Mas nem sempre foi assim. Especialmente no século XIX e começo do XX, os direitos do povo sami estiveram ameaçados. “Todos os países nórdicos tentaram nos assimilar, estivemos prestes a perder nossa língua autóctone”, lamenta-se Anne Lajla Utsi, diretora do Instituto de Cinema Sami. Ela é um dos seis consultores samis com os quais a Disney trabalhou para Frozen 2. O Parlamento sami pediu para que fosse criado um grupo chamado Verddet (amizade). Ocorreram visitas na Noruega e nos estúdios de Los Angeles. Os animadores aprenderam detalhes sobre como deveriam ser os trajes e os copos de madeira (guksi) utilizados pelo Northaldra, o povo fictício inspirado nos sami que mora na floresta encantada do filme. Foram corrigidos detalhes sutis como a forma de sentar-se no chão dos personagens: tinham sido desenhados com as pernas cruzadas, mas os pastores de rena sentam-se de joelhos, sobre seus calcanhares, para não molhar o traseiro com a neve. “Os detalhes são importantes”, diz a porta-voz sami, “muitas vezes nossa imagem foi explorada sendo retirada de lugar, com deboches e apropriando-se de coisas sagradas para nós como o xamanismo… Quando vemos que alguém tem interesse sincero em nos representar com respeito, nos sentimos seguros”.

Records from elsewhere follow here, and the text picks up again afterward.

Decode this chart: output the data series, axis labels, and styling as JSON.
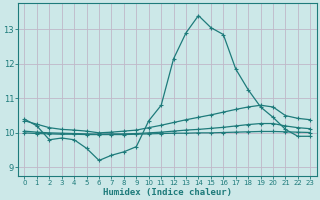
{
  "xlabel": "Humidex (Indice chaleur)",
  "x_values": [
    0,
    1,
    2,
    3,
    4,
    5,
    6,
    7,
    8,
    9,
    10,
    11,
    12,
    13,
    14,
    15,
    16,
    17,
    18,
    19,
    20,
    21,
    22,
    23
  ],
  "line1_y": [
    10.4,
    10.2,
    9.8,
    9.85,
    9.8,
    9.55,
    9.2,
    9.35,
    9.45,
    9.6,
    10.35,
    10.8,
    12.15,
    12.9,
    13.4,
    13.05,
    12.85,
    11.85,
    11.25,
    10.75,
    10.45,
    10.1,
    9.9,
    9.9
  ],
  "line2_y": [
    10.35,
    10.25,
    10.15,
    10.1,
    10.08,
    10.05,
    10.0,
    10.02,
    10.05,
    10.08,
    10.15,
    10.22,
    10.3,
    10.38,
    10.45,
    10.52,
    10.6,
    10.68,
    10.75,
    10.8,
    10.75,
    10.5,
    10.42,
    10.38
  ],
  "line3_y": [
    10.05,
    10.02,
    10.0,
    9.99,
    9.98,
    9.97,
    9.96,
    9.97,
    9.97,
    9.98,
    10.0,
    10.02,
    10.05,
    10.08,
    10.1,
    10.13,
    10.16,
    10.2,
    10.24,
    10.27,
    10.27,
    10.2,
    10.15,
    10.12
  ],
  "line4_y": [
    10.0,
    9.98,
    9.97,
    9.96,
    9.96,
    9.95,
    9.95,
    9.95,
    9.95,
    9.96,
    9.97,
    9.98,
    9.99,
    9.99,
    10.0,
    10.0,
    10.01,
    10.02,
    10.03,
    10.04,
    10.04,
    10.03,
    10.02,
    10.01
  ],
  "line_color": "#1e7b7b",
  "bg_color": "#cce8e8",
  "grid_color": "#c0b8c8",
  "axis_color": "#1e7b7b",
  "ylim": [
    8.75,
    13.75
  ],
  "xlim": [
    -0.5,
    23.5
  ],
  "yticks": [
    9,
    10,
    11,
    12,
    13
  ],
  "xticks": [
    0,
    1,
    2,
    3,
    4,
    5,
    6,
    7,
    8,
    9,
    10,
    11,
    12,
    13,
    14,
    15,
    16,
    17,
    18,
    19,
    20,
    21,
    22,
    23
  ]
}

Como toque final a essa colaboração, o estúdio apoiará a dublagem ao sami de Frozen 2. Será a primeira grande estreia nessa milenar língua que esteve, há pouco tempo, prestes a desaparecer. Na trilha sonora há uma música que promete ser a próxima Let It Go. É chamada Into the Unknown (literalmente, rumo ao desconhecido). De maneira apaixonada a princesa de gelo expressa seu desejo de ir além. De se lançar à aventura para encontrar a si mesma nos locais mágicos inspirados pela longínqua e misteriosa Nordland. E aqui, as crianças samis poderão cantá-la em seu próprio idioma.

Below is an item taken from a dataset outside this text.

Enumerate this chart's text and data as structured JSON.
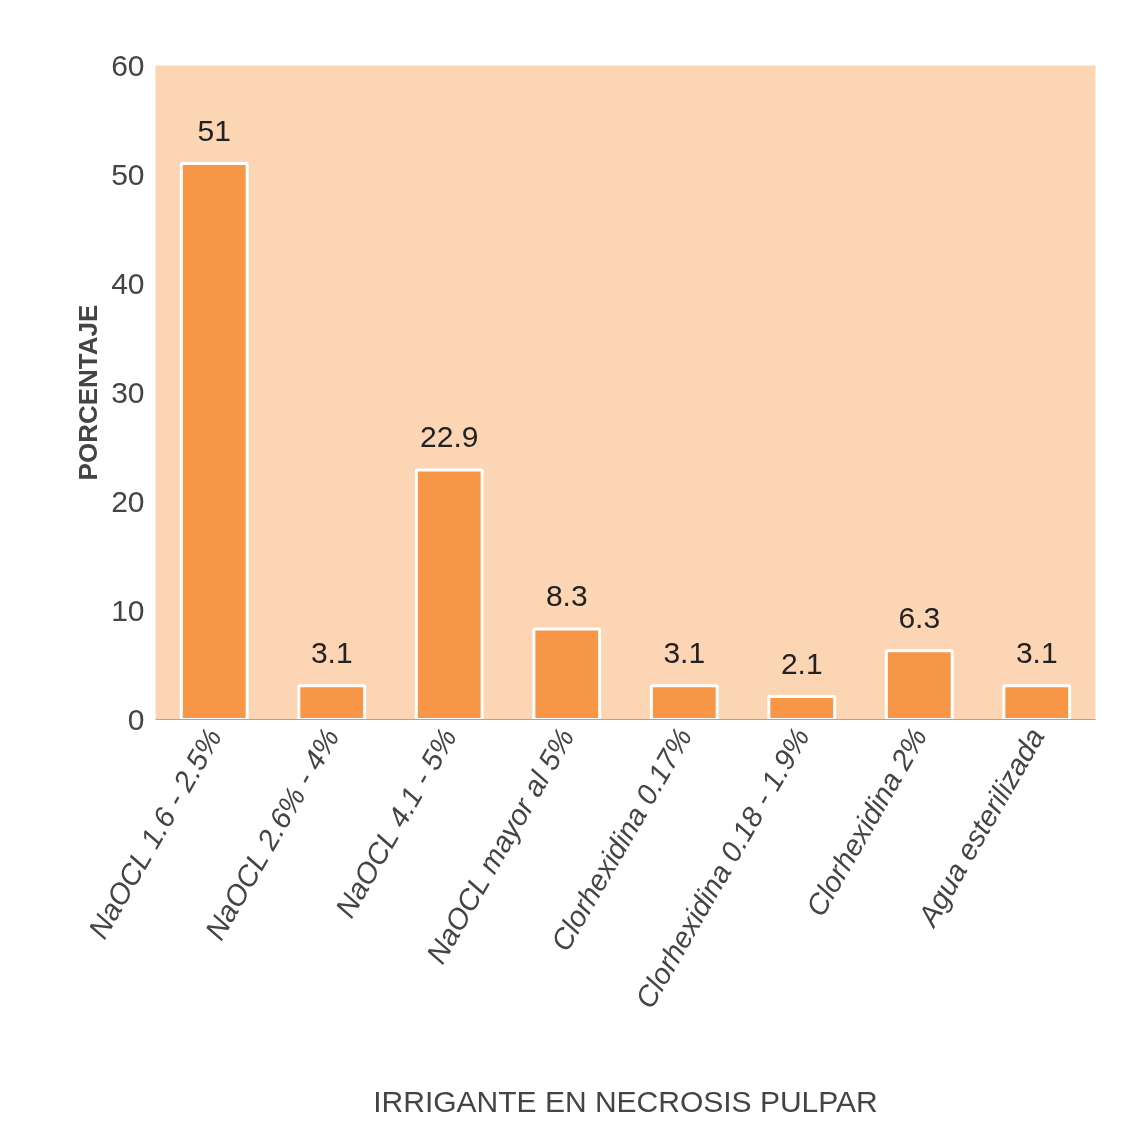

BODØ, CAPITAL CULTURAL DE 2024
Bodø, a capital da província de Nordland, será em 2024 Capital Europeia da Cultura. É a primeira cidade ao norte do círculo ártico que recebe o título e a terceira cidade norueguesa a ostentá-lo, após Bergen (2000) e Stavanger (2008.) E isso apesar de uma candidatura acidentada já que não teve o apoio do Governo nacional, que considerava que não estava pronta para se candidatar.

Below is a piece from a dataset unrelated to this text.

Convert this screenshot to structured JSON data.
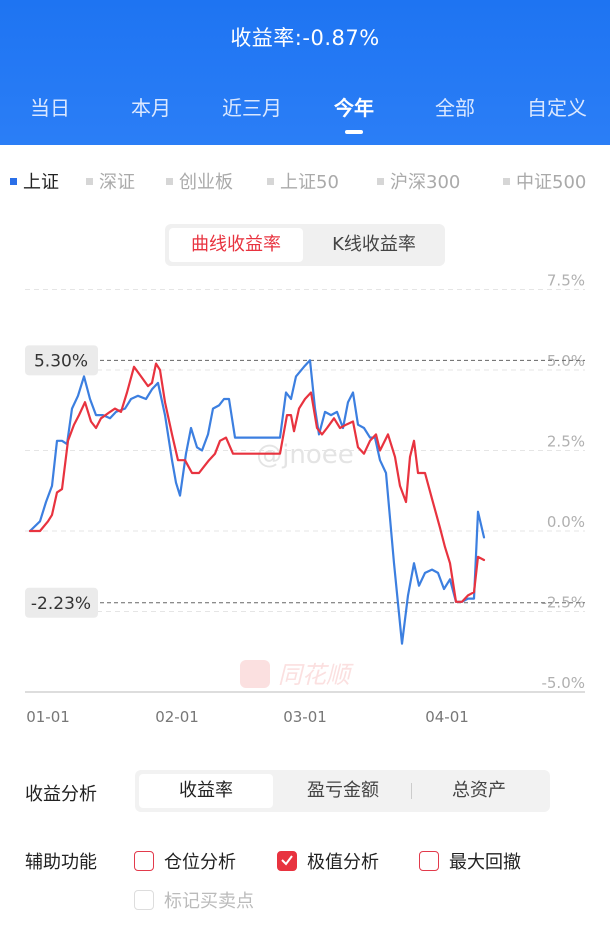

Ainda que a principal atração da região seja a deslumbrante natureza (glaciares, fiordes, auroras boreais, avistamento de águias marinhas…), Bodø (50.000 habitantes) tem um porto encantador, dois festivais de música e outro de arte de rua (suas ruas possuem enormes grafites). Tem uma reluzente livraria e uma sala de shows que poderá abrigar muitos dos eventos de seu novo título, e museus como o da aviação.
A candidatura de Bodø também é uma vitória da cultura sami, já que sua proposta inclui um plano de promoção da língua autóctone integrando-a no dia a dia da cidade.
Entre a variada oferta gastronômica (incluindo um restaurante da Idade da Pedra, em que garçons pré-históricos assam linguados nas brasas de uma grande fogueira), um conselho: não vá embora sem provar os bombons da Craig Alibone. Autênticas joias à vista e ao paladar.